Des scientifiques de la National Oceanic and Atmospheric Administration (NOAA) ont établi un système d’alerte précoce pour les vagues de chaleur marines, similaire aux systèmes de suivi des ouragans. Cette approche vise à donner aux communautés et aux industries plus de temps pour se préparer aux impacts potentiels.
La vague de chaleur marine actuelle ne se produit pas isolément. Le Nord-Ouest du Pacifique a connu une série d’extrêmes climatiques connexes ces dernières années—des rivières atmosphériques causant des inondations catastrophiques aux dômes de chaleur qui ont pulvérisé les records de température et fait des centaines de victimes en 2021.

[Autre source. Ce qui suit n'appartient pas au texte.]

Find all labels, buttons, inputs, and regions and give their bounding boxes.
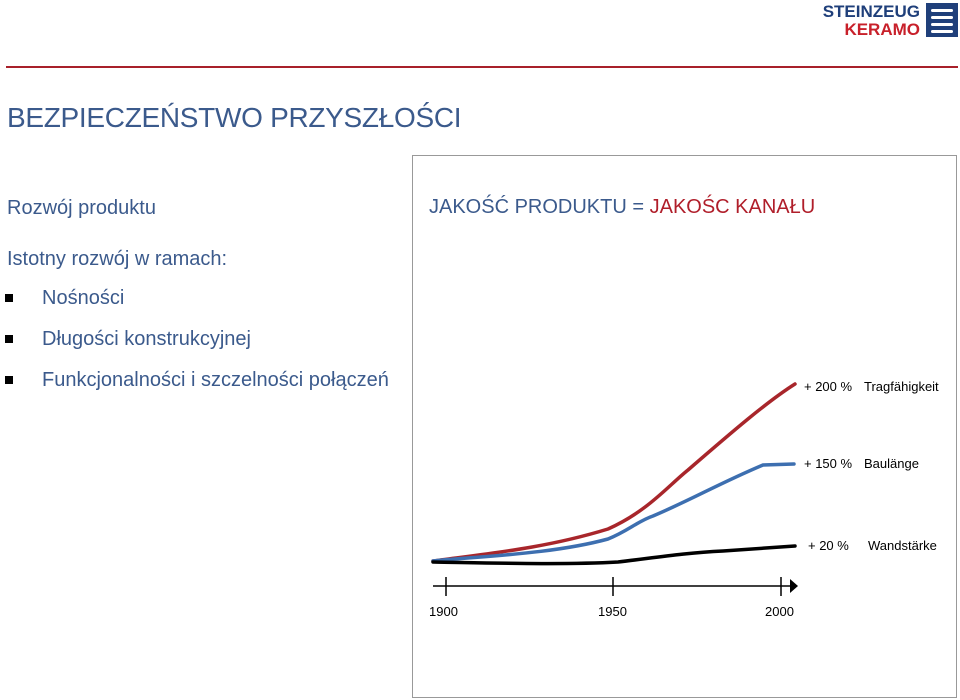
header-divider bbox=[6, 66, 958, 68]
bullet-text: Nośności bbox=[42, 287, 125, 309]
brand-logo: STEINZEUG KERAMO bbox=[802, 2, 958, 42]
series-name: Baulänge bbox=[864, 456, 919, 471]
series-pct: + 20 % bbox=[808, 538, 849, 553]
series-name: Wandstärke bbox=[868, 538, 937, 553]
brand-name-line2: KERAMO bbox=[844, 20, 920, 39]
bullet-square-icon bbox=[5, 294, 13, 302]
series-label-wandstaerke: + 20 % Wandstärke bbox=[808, 538, 937, 553]
bullet-square-icon bbox=[5, 335, 13, 343]
intro-text: Istotny rozwój w ramach: bbox=[7, 248, 228, 270]
panel-title: JAKOŚĆ PRODUKTU = JAKOŚC KANAŁU bbox=[429, 196, 815, 219]
bullet-square-icon bbox=[5, 376, 13, 384]
x-axis-arrow-icon bbox=[790, 579, 798, 593]
series-name: Tragfähigkeit bbox=[864, 379, 939, 394]
x-tick-label: 2000 bbox=[765, 604, 794, 619]
bullet-text: Funkcjonalności i szczelności połączeń bbox=[42, 369, 389, 391]
series-line-wandstaerke bbox=[431, 544, 797, 566]
panel-title-channel: JAKOŚC KANAŁU bbox=[649, 196, 816, 218]
growth-chart bbox=[431, 382, 798, 596]
bullet-text: Długości konstrukcyjnej bbox=[42, 328, 251, 350]
bullet-list: Nośności Długości konstrukcyjnej Funkcjo… bbox=[0, 286, 400, 409]
x-tick-label: 1950 bbox=[598, 604, 627, 619]
series-pct: + 200 % bbox=[804, 379, 853, 394]
section-subtitle: Rozwój produktu bbox=[7, 197, 156, 219]
series-pct: + 150 % bbox=[804, 456, 853, 471]
brand-mark-icon bbox=[926, 3, 958, 37]
bullet-item: Nośności bbox=[0, 286, 400, 310]
page-title: BEZPIECZEŃSTWO PRZYSZŁOŚCI bbox=[7, 102, 462, 133]
series-label-baulaenge: + 150 % Baulänge bbox=[804, 456, 919, 471]
x-tick-label: 1900 bbox=[429, 604, 458, 619]
panel-title-equals: = bbox=[626, 196, 650, 218]
bullet-item: Długości konstrukcyjnej bbox=[0, 327, 400, 351]
series-label-tragfaehigkeit: + 200 % Tragfähigkeit bbox=[804, 379, 939, 394]
series-line-tragfaehigkeit bbox=[431, 382, 797, 563]
panel-title-product: JAKOŚĆ PRODUKTU bbox=[429, 196, 627, 218]
chart-panel: JAKOŚĆ PRODUKTU = JAKOŚC KANAŁU 1900 195… bbox=[412, 155, 957, 698]
brand-name-line1: STEINZEUG bbox=[822, 2, 920, 21]
bullet-item: Funkcjonalności i szczelności połączeń bbox=[0, 368, 400, 392]
series-line-baulaenge bbox=[431, 462, 796, 563]
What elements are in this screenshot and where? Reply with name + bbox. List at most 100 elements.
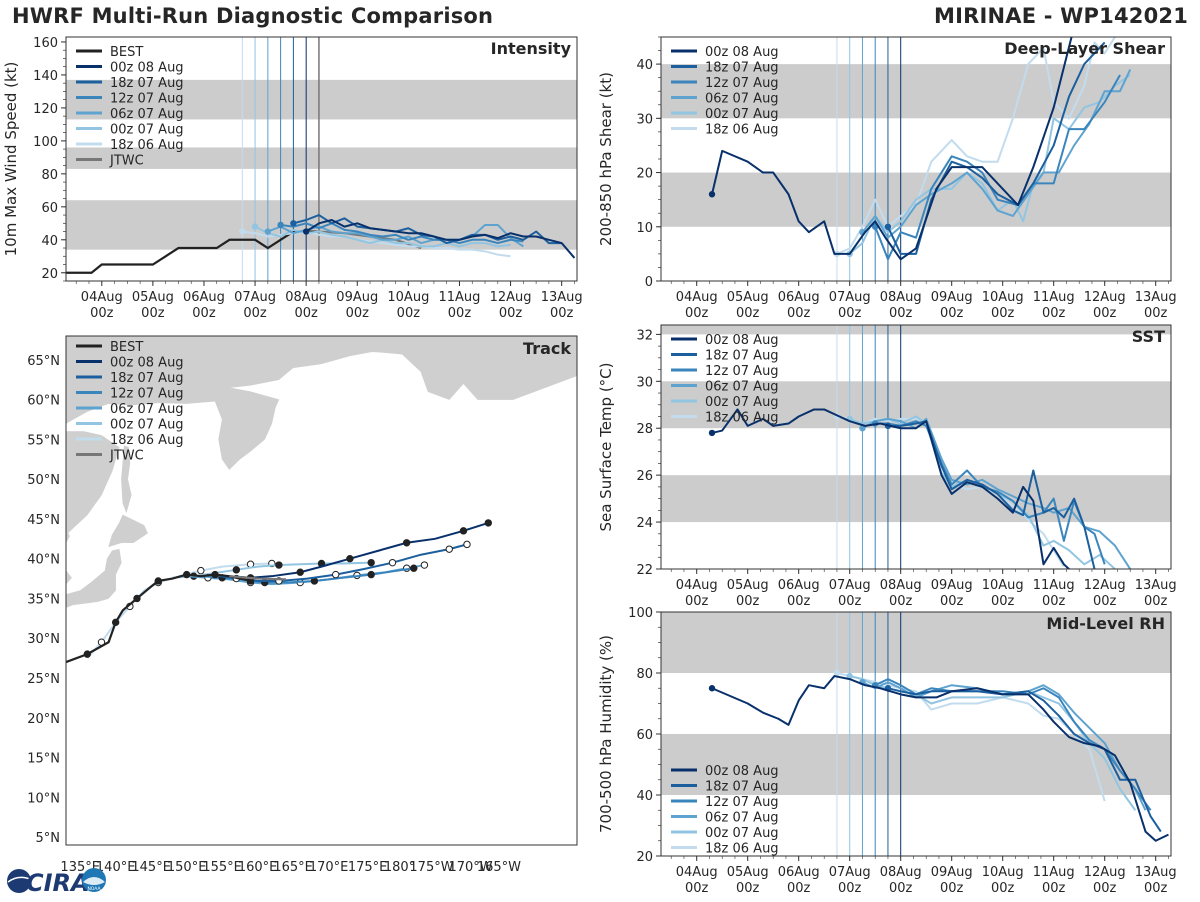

La Dre Monetti croit que ces crises connectées exigent des solutions connectées. « Nous devons aborder à la fois les impacts immédiats de ces vagues de chaleur et leurs causes profondes, » a-t-elle souligné. « Cela signifie développer des outils de prévision écologique qui aident les communautés à s’adapter en temps réel, tout en réduisant simultanément les émissions de gaz à effet de serre qui alimentent le réchauffement océanique à long terme. »
Alors que notre navire de recherche retournait au port après avoir collecté des échantillons et des données, j’ai demandé à la Dre Monetti ce qui lui donnait espoir malgré les perspectives difficiles.
Elle a pointé vers un groupe d’étudiants sur le pont, cataloguant soigneusement des spécimens. « Ces jeunes chercheurs commençaient tout juste l’école pendant le dernier Blob. Maintenant ils nous aident à comprendre celui-ci. Les connaissances que nous construisons—c’est ce qui me donne espoir. »
Pour les communautés le long de la côte du Pacifique, le retour du Blob en 2024 représente à la fois un défi renouvelé et une occasion d’appliquer les leçons tirées des expériences passées. Alors que les eaux qui se réchauffent remodèlent encore une fois les écosystèmes marins, la réponse reflète une compréhension plus profonde de la façon dont le changement climatique transforme notre relation avec l’océan—et entre nous.